Yes, that is what I meant by "searching".

>
> 1. Imagine, you have object in ODEBUG_STATE_DESTROYED.
> If you will try debug_object_activate() with this patch, it will debug
> print object outside of bucket lock, which means that
> debug_check_no_obj_freed() may concurrently fixup/free object and
> meta-data on another CPU.
>
> I don't see this state is being used in many places around the kernel,
> except selftest and i915 driver.
>
> 2. If you try to deactivate already non-active object - you will have
> debug print outside of bucket lock.

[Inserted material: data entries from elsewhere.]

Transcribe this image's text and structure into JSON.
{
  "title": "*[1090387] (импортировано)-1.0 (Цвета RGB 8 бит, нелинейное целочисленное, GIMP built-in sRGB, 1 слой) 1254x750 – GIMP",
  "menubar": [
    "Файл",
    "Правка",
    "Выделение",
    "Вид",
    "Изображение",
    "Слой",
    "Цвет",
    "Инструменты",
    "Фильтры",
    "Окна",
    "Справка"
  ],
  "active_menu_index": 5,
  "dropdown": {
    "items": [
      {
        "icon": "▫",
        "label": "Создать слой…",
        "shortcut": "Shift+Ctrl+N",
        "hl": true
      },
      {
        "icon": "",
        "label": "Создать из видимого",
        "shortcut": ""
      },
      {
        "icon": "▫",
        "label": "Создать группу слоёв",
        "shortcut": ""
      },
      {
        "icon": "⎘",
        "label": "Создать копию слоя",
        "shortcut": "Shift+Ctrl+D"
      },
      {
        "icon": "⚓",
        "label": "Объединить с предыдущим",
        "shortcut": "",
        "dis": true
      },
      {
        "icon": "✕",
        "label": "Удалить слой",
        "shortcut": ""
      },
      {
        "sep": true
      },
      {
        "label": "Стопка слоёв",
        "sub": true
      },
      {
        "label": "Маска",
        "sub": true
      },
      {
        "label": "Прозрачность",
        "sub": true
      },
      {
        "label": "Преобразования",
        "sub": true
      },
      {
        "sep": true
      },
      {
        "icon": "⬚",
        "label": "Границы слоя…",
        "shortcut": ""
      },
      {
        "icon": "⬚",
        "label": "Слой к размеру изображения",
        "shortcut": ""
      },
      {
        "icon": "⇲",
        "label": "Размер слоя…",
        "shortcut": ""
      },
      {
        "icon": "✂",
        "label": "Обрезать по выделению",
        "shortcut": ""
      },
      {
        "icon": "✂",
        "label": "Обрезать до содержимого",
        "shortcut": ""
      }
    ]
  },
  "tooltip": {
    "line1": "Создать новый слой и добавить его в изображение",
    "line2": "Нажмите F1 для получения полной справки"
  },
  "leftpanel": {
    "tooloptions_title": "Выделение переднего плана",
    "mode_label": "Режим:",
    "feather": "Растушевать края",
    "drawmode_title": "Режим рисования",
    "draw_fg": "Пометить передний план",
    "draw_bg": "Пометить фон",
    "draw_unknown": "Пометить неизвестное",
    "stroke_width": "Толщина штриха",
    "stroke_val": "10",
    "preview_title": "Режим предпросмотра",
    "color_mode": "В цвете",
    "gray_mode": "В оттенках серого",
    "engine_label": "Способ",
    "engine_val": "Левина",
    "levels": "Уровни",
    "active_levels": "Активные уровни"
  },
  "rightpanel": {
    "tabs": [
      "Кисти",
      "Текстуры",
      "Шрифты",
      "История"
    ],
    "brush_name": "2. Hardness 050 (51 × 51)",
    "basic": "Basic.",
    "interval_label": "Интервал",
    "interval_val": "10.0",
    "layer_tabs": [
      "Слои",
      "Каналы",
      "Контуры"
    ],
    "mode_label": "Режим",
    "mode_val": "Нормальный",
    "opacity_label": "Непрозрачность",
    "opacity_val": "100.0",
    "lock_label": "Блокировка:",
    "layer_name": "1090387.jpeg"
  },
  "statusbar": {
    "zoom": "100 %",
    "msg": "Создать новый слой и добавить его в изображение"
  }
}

The other CPU can fixup/free page
> with this object concurrently.
>
> (before your patch the lookup would fail and no printing)
>
> So, I might be mistaken, I'm mostly worried about dereferencing the
> descriptor inside of the object during printing.
> And in my opinion, i.e., there was a reason to save `descr` before
> releasing the bucket lock here:
> https://elixir.bootlin.com/linux/latest/source/lib/debugobjects.c#L789
>
> Anyway, I see that your patch is already in -mm tree and Thomas seems to
> be fine with the change so whatever %)

I also thought about whether we should save descr before unlock. Anyway,
we can always send a follow-up patch to make further change if it is the
right thing to do.

The debugobjects code is enabled in a debug kernel and never in a kernel
for production use. The printk should only be triggered if there is a
bug in the code which the debug object is tracking.